Responsibility at heart
Alpinism is far from without serious risks of its own, of course, as Ms Gerardi knows only too well, having suffered a potentially serious accident some years ago owing to a binding malfunction. She escaped significant injury that day, but says now that the incident forced her to change her way “of looking at the mountains and of being in the mountains”. Her opinion now is that trail-running is more conducive to forcing people to be more independent during these events, to take responsibility for where they are and for what they are doing.
Responsibility is close to her heart, too, which is why she engaged enthusiastically with Scarpa on the Spin Planet project. Before becoming a full-time athlete in 2022, she worked for a research organisation focused on monitoring the impact of global warming on mountain environments. At a hands-on level, she has long been a champion of ‘plogging’, the practice of picking up litter from the pathways while jogging, for years. She says she has long been an admirer of Scarpa precisely because it is a company that has “its DNA rooted in the mountains”.

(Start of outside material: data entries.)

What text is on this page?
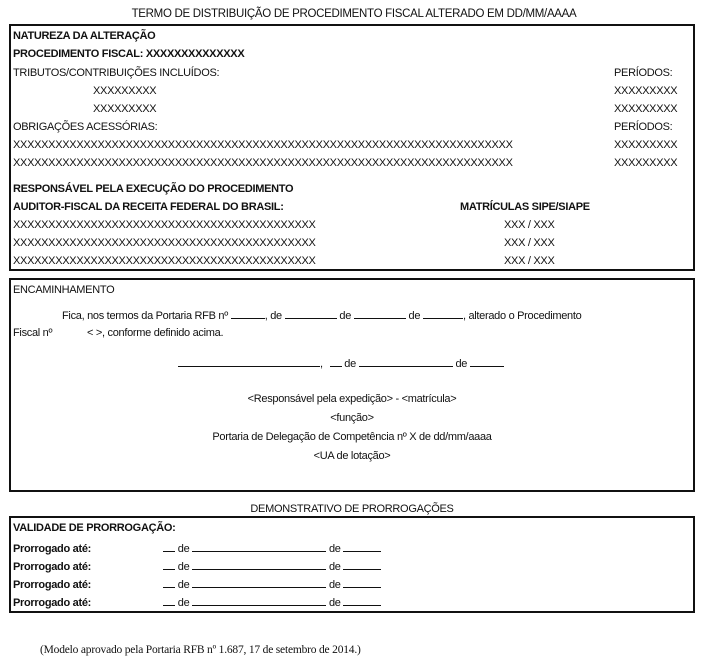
TERMO DE DISTRIBUIÇÃO DE PROCEDIMENTO FISCAL ALTERADO EM DD/MM/AAAA
NATUREZA DA ALTERAÇÃO
PROCEDIMENTO FISCAL: XXXXXXXXXXXXXX
TRIBUTOS/CONTRIBUIÇÕES INCLUÍDOS:	PERÍODOS:
XXXXXXXXX	XXXXXXXXX
XXXXXXXXX	XXXXXXXXX
OBRIGAÇÕES ACESSÓRIAS:	PERÍODOS:
XXXXXXXXXXXXXXXXXXXXXXXXXXXXXXXXXXXXXXXXXXXXXXXXXXXXXXXXXXXXXXXXXXXXXXX	XXXXXXXXX
XXXXXXXXXXXXXXXXXXXXXXXXXXXXXXXXXXXXXXXXXXXXXXXXXXXXXXXXXXXXXXXXXXXXXXX	XXXXXXXXX
RESPONSÁVEL PELA EXECUÇÃO DO PROCEDIMENTO
AUDITOR-FISCAL DA RECEITA FEDERAL DO BRASIL:	MATRÍCULAS SIPE/SIAPE
XXXXXXXXXXXXXXXXXXXXXXXXXXXXXXXXXXXXXXXXXXX	XXX / XXX
XXXXXXXXXXXXXXXXXXXXXXXXXXXXXXXXXXXXXXXXXXX	XXX / XXX
XXXXXXXXXXXXXXXXXXXXXXXXXXXXXXXXXXXXXXXXXXX	XXX / XXX
ENCAMINHAMENTO
Fica, nos termos da Portaria RFB nº	, de	de	de	, alterado o Procedimento
Fiscal nº	< >, conforme definido acima.
, de	de
<Responsável pela expedição> - <matrícula>
<função>
Portaria de Delegação de Competência nº X de dd/mm/aaaa
<UA de lotação>
DEMONSTRATIVO DE PRORROGAÇÕES
VALIDADE DE PRORROGAÇÃO:
Prorrogado até:	de	de
Prorrogado até:	de	de
Prorrogado até:	de	de
Prorrogado até:	de	de
(Modelo aprovado pela Portaria RFB nº 1.687, 17 de setembro de 2014.)
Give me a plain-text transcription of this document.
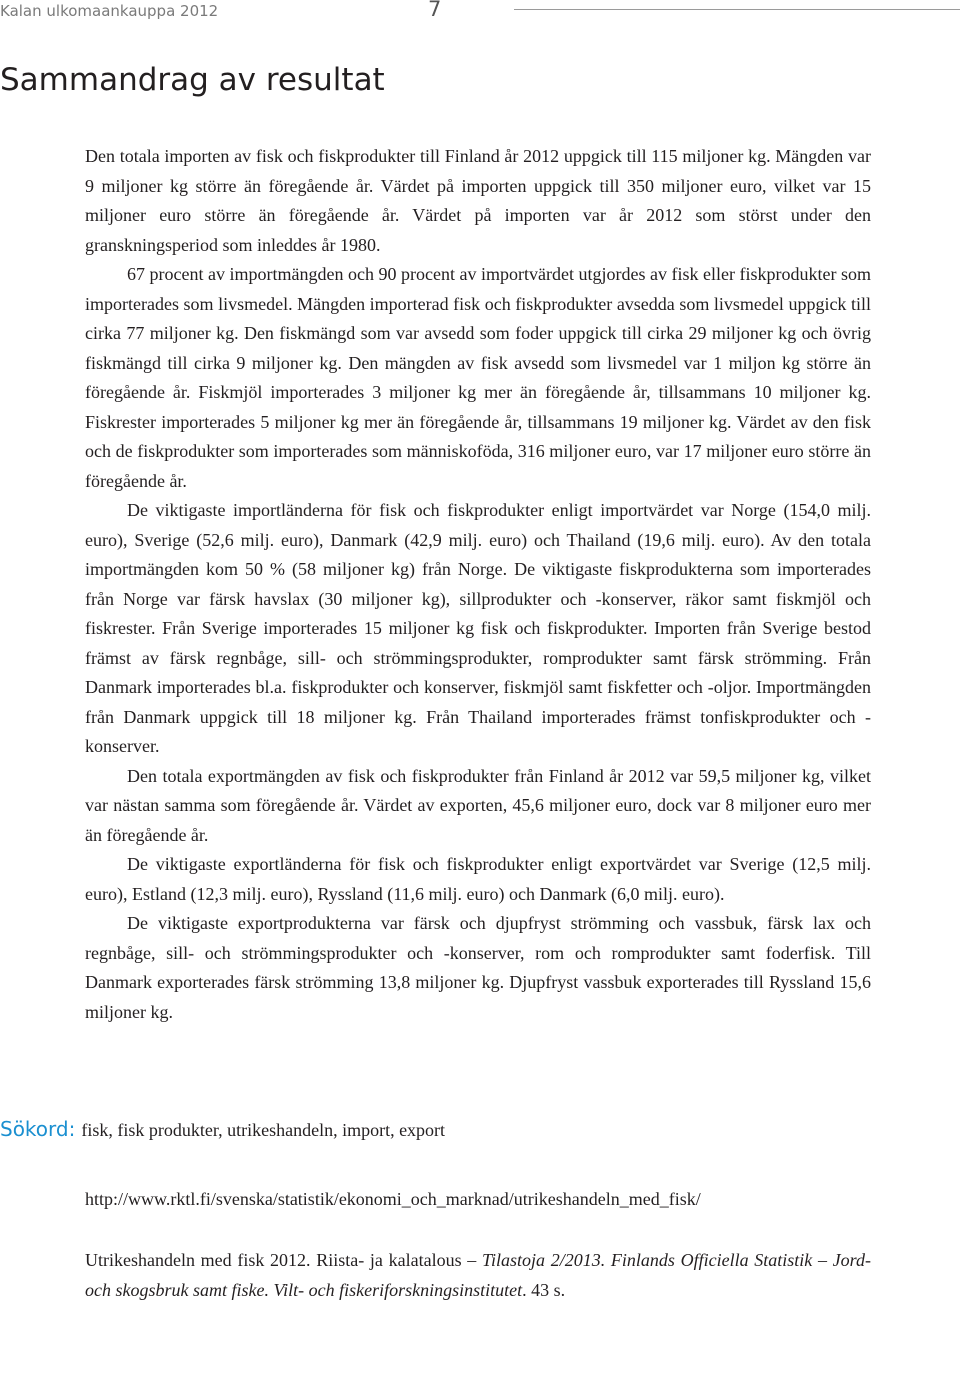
Kalan ulkomaankauppa 2012	7
Sammandrag av resultat

Den totala importen av fisk och fiskprodukter till Finland år 2012 uppgick till 115 miljoner kg. Mängden var 9 miljoner kg större än föregående år. Värdet på importen uppgick till 350 miljoner euro, vilket var 15 miljoner euro större än föregående år. Värdet på importen var år 2012 som störst under den granskningsperiod som inleddes år 1980.

67 procent av importmängden och 90 procent av importvärdet utgjordes av fisk eller fiskprodukter som importerades som livsmedel. Mängden importerad fisk och fiskprodukter avsedda som livsmedel uppgick till cirka 77 miljoner kg. Den fiskmängd som var avsedd som foder uppgick till cirka 29 miljoner kg och övrig fiskmängd till cirka 9 miljoner kg. Den mängden av fisk avsedd som livsmedel var 1 miljon kg större än föregående år. Fiskmjöl importerades 3 miljoner kg mer än föregående år, tillsammans 10 miljoner kg. Fiskrester importerades 5 miljoner kg mer än föregående år, tillsammans 19 miljoner kg. Värdet av den fisk och de fiskprodukter som importerades som människoföda, 316 miljoner euro, var 17 miljoner euro större än föregående år.

De viktigaste importländerna för fisk och fiskprodukter enligt importvärdet var Norge (154,0 milj. euro), Sverige (52,6 milj. euro), Danmark (42,9 milj. euro) och Thailand (19,6 milj. euro). Av den totala importmängden kom 50 % (58 miljoner kg) från Norge. De viktigaste fiskprodukterna som importerades från Norge var färsk havslax (30 miljoner kg), sillprodukter och -konserver, räkor samt fiskmjöl och fiskrester. Från Sverige importerades 15 miljoner kg fisk och fiskprodukter. Importen från Sverige bestod främst av färsk regnbåge, sill- och strömmingsprodukter, romprodukter samt färsk strömming. Från Danmark importerades bl.a. fiskprodukter och konserver, fiskmjöl samt fiskfetter och -oljor. Importmängden från Danmark uppgick till 18 miljoner kg. Från Thailand importerades främst tonfiskprodukter och -konserver.

Den totala exportmängden av fisk och fiskprodukter från Finland år 2012 var 59,5 miljoner kg, vilket var nästan samma som föregående år. Värdet av exporten, 45,6 miljoner euro, dock var 8 miljoner euro mer än föregående år.

De viktigaste exportländerna för fisk och fiskprodukter enligt exportvärdet var Sverige (12,5 milj. euro), Estland (12,3 milj. euro), Ryssland (11,6 milj. euro) och Danmark (6,0 milj. euro).

De viktigaste exportprodukterna var färsk och djupfryst strömming och vassbuk, färsk lax och regnbåge, sill- och strömmingsprodukter och -konserver, rom och romprodukter samt foderfisk. Till Danmark exporterades färsk strömming 13,8 miljoner kg. Djupfryst vassbuk exporterades till Ryssland 15,6 miljoner kg.

Sökord: fisk, fisk produkter, utrikeshandeln, import, export
http://www.rktl.fi/svenska/statistik/ekonomi_och_marknad/utrikeshandeln_med_fisk/

Utrikeshandeln med fisk 2012. Riista- ja kalatalous – Tilastoja 2/2013. Finlands Officiella Statistik – Jord- och skogsbruk samt fiske. Vilt- och fiskeriforskningsinstitutet. 43 s.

She says that when she began working with the footwear brand on the Spin Planet shoe, she found great willingness among members of the Scarpa team to engage with her in dialogue about durability and reducing impact on the environment from the shoe’s manufacture. She declares herself delighted to have been involved in the process of creating a shoe that uses recycled materials extensively and still meets strict technical requirements while remaining lightweight (the shoe weighs 520 grammes in women’s size 38). “The shoe is very innovative,” she concludes.
Specialist skyrunner Hillary Gerardi worked with Scarpa on the development of the Spin Planet shoe.